NCPA - National Center for Policy Analysis


January 5, 2010

It may not feel that way right now, but the last 10 years may go down in world history as a big success.  In economic terms, at least, the decade was a remarkably good one for many people around the globe, says Tyler Cowen, an economics professor at George Mason University.

The raging economic growth rates of China and India are well known, though their rise is part of a broader trend in the economic development of poorer countries.  Ideals of prosperity, freedom and the rule of law have probably never been more resonant globally than they've been over the last 10 years, even if practice often falls short.  And for all of the anticapitalistic rhetoric that has emerged from the financial crisis, national leaders around the world are embracing the commercialization of their economies, says Cowen.

Putting aside the United States, which ranks third, the four most populous countries are China, India, Indonesia and Brazil, accounting for more than 40 percent of the world's people, and all four have made great strides, says Cowen:

  • Indonesia had solid economic growth during the entire decade, mostly in the 5 percent to 6 percent annual range.
  • Brazil also had a consistently good decade, with growth at times exceeding 5 percent a year.
  • Elsewhere in South America, Colombia and Peru have made enormous progress and Chile is on the verge of becoming a "developed" country.
  • To be sure, in Africa, there is still enormous misery; nonetheless, overall standards of living rose in a wide variety of countries there, with economic growth for the continent as a whole at more than 5 percent in most years.
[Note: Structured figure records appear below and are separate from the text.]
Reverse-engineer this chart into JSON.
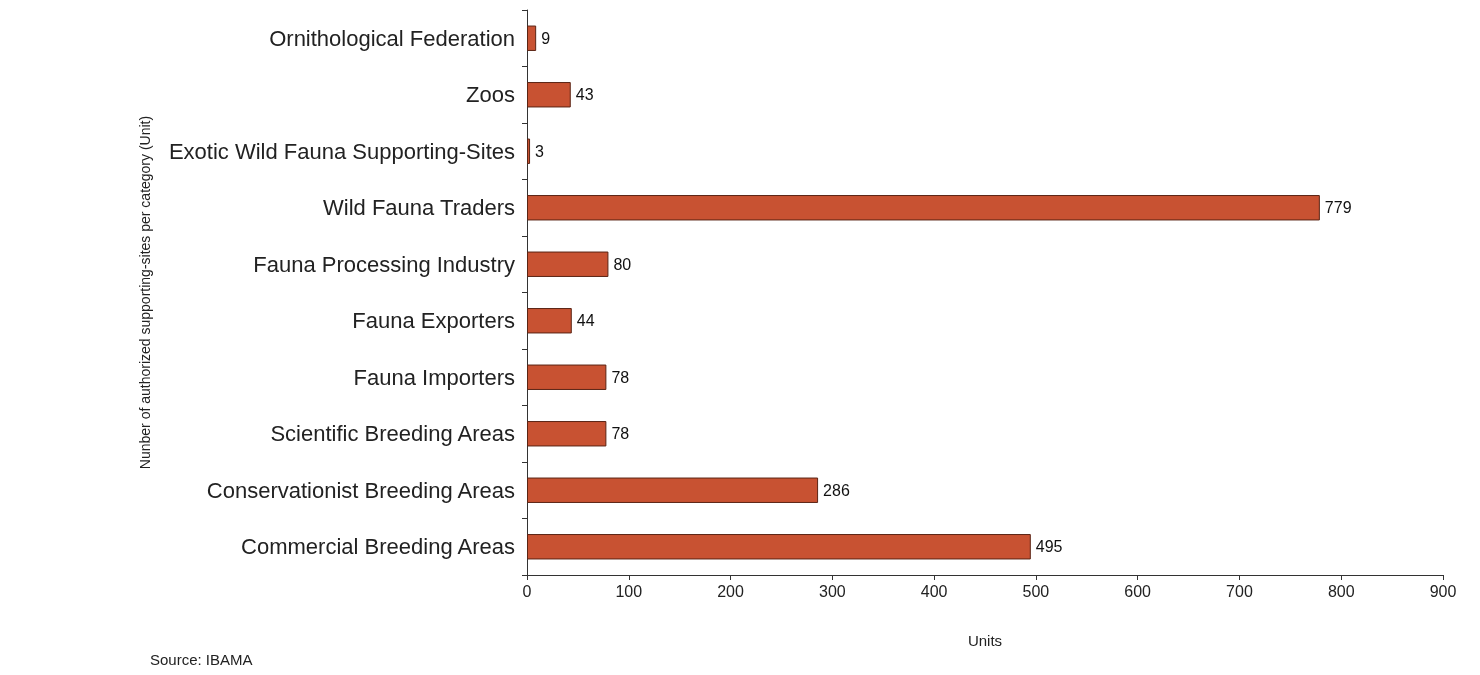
{
  "chart_data": {
    "type": "bar",
    "orientation": "horizontal",
    "categories": [
      "Ornithological Federation",
      "Zoos",
      "Exotic Wild Fauna Supporting-Sites",
      "Wild Fauna Traders",
      "Fauna Processing Industry",
      "Fauna Exporters",
      "Fauna Importers",
      "Scientific Breeding Areas",
      "Conservationist Breeding Areas",
      "Commercial Breeding Areas"
    ],
    "values": [
      9,
      43,
      3,
      779,
      80,
      44,
      78,
      78,
      286,
      495
    ],
    "color": "#c85232",
    "xlim": [
      0,
      900
    ],
    "xticks": [
      0,
      100,
      200,
      300,
      400,
      500,
      600,
      700,
      800,
      900
    ],
    "data_labels": true,
    "grid": false,
    "xlabel": "Units",
    "ylabel": "Nunber of authorized supporting-sites per category (Unit)",
    "annotations": [
      "Source: IBAMA"
    ]
  }
}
One lesson from all of this is that steady economic growth is an underreported news story -- and to our own detriment, says Cowen:

  • In a given year, an extra percentage point of economic growth may not seem to matter much.
  • But, over time, the difference between annual growth of 1 percent and 2 percent determines whether you can double your standard of living every 35 years or every 70 years.
  • At 5 percent annual economic growth, living standards double about every 14 years.